Patriotic Chinese viewers flexed their muscles this weekend to topple Paul W.S. Anderson’s “Monster Hunter,” which grossed just $4.8 million before it was pulled from cinemas due to complaints that interpreted a line of dialogue to be racist and “insulting to China.”
In a slow week, however, that was enough to net it a fifth place open, even though cinemas had entirely pulled the title from their line-ups by early Saturday. The result is assuredly disappointing, however, considering Anderson’s previous China outing.
His last film to screen in China was 2017’s “Resident Evil: The Final Chapter,” which grossed $160 million there — six times more than it did in the U.S., making China the title’s top-selling global market by a margin of more than $123 million.
(The two other of Anderson’s films screened in the country did not receive quite the same reception: earlier franchise chapter “Resident Evil: Retribution” grossed $17.3 million in 2013, while “Pompeii” grossed $15.6 million in 2014.)

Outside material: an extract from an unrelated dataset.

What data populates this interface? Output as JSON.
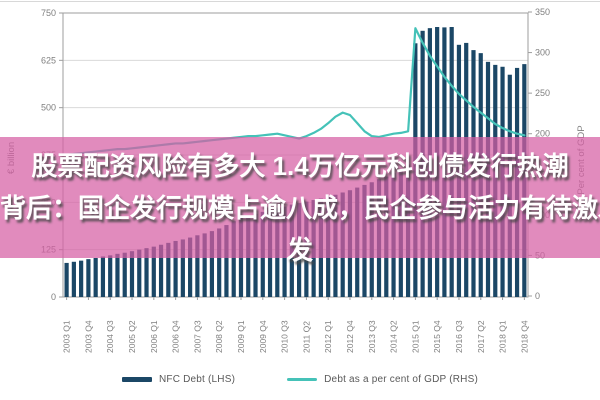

The political firestorm sparked by the new film may have consequences for the future prospects of his work in the world’s largest film market.

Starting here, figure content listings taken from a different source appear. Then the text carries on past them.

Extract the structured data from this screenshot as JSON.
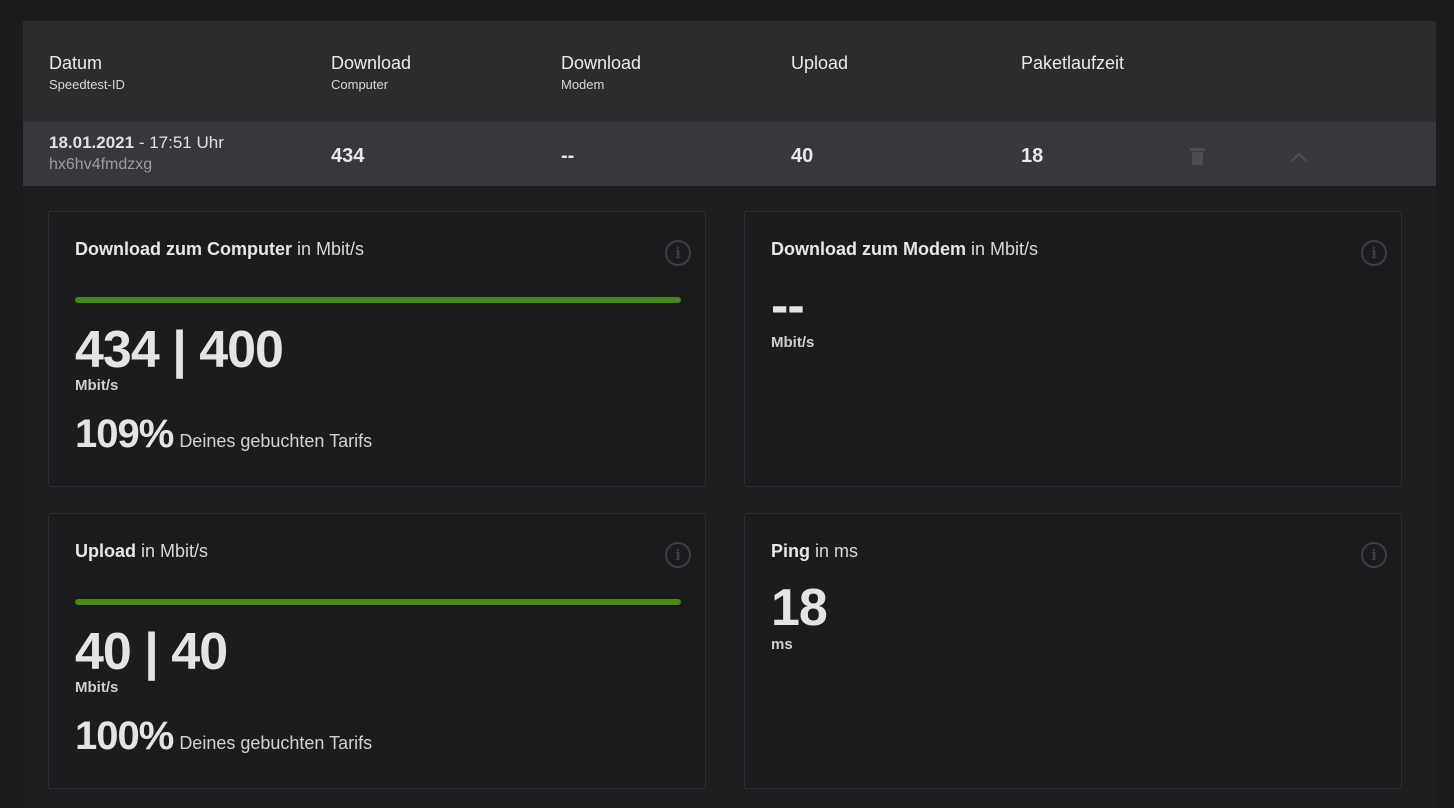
{
  "table": {
    "headers": [
      {
        "main": "Datum",
        "sub": "Speedtest-ID"
      },
      {
        "main": "Download",
        "sub": "Computer"
      },
      {
        "main": "Download",
        "sub": "Modem"
      },
      {
        "main": "Upload",
        "sub": ""
      },
      {
        "main": "Paketlaufzeit",
        "sub": ""
      }
    ],
    "row": {
      "date": "18.01.2021",
      "time": " - 17:51 Uhr",
      "id": "hx6hv4fmdzxg",
      "download_computer": "434",
      "download_modem": "--",
      "upload": "40",
      "ping": "18"
    }
  },
  "cards": {
    "download_computer": {
      "title_bold": "Download zum Computer",
      "title_rest": " in Mbit/s",
      "value": "434 | 400",
      "unit": "Mbit/s",
      "percent": "109%",
      "percent_text": "Deines gebuchten Tarifs",
      "bar_fraction": 1.0
    },
    "download_modem": {
      "title_bold": "Download zum Modem",
      "title_rest": " in Mbit/s",
      "value": "--",
      "unit": "Mbit/s"
    },
    "upload": {
      "title_bold": "Upload",
      "title_rest": " in Mbit/s",
      "value": "40 | 40",
      "unit": "Mbit/s",
      "percent": "100%",
      "percent_text": "Deines gebuchten Tarifs",
      "bar_fraction": 1.0
    },
    "ping": {
      "title_bold": "Ping",
      "title_rest": " in ms",
      "value": "18",
      "unit": "ms"
    }
  },
  "icons": {
    "info": "info-icon",
    "delete": "trash-icon",
    "collapse": "chevron-up-icon"
  },
  "colors": {
    "bar": "#4a8a12",
    "background": "#1b1c1e",
    "header": "#2a2c2e",
    "row": "#36383b"
  }
}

This weekend, it was Enlight Pictures’ rom-com “‘The End of Endless Love” that topped the Chinese box office instead with a $22.6 million debut. Directed by female helmer Luo Luo, best known for the $54.6 million-grossing 2018 romantic drama “Cry Me A Sad River,” it stars female lead Zhang Ruonan, who also appeared in that film, opposite Sun Chenjun.
Another new local title, Edko Films’ fantasy adventure film “Soul Snatcher,” opened in second close behind with $19.5 million. Executive produced by Bill Kong and co-directed by Song Haolin and Yi Liqi, it features traditional Chinese cultural elements to tell the story of a young fox demon who must retrieve a pearl from a human target in order to pass a test and achieve immortality.
DreamWorks Animation’s “The Croods: A New Age” came in third, netting $11.7 million this weekend to boost its cumulative gross in the country since its Nov. 27 debut up to $36.1 million. It is the sequel to “The Croods,” which grossed $63 million in China in 2013.
Meanwhile, the holdover local crime thriller “Caught in Time” from Emperor Motion Pictures came in fourth with earnings of $6.1 million.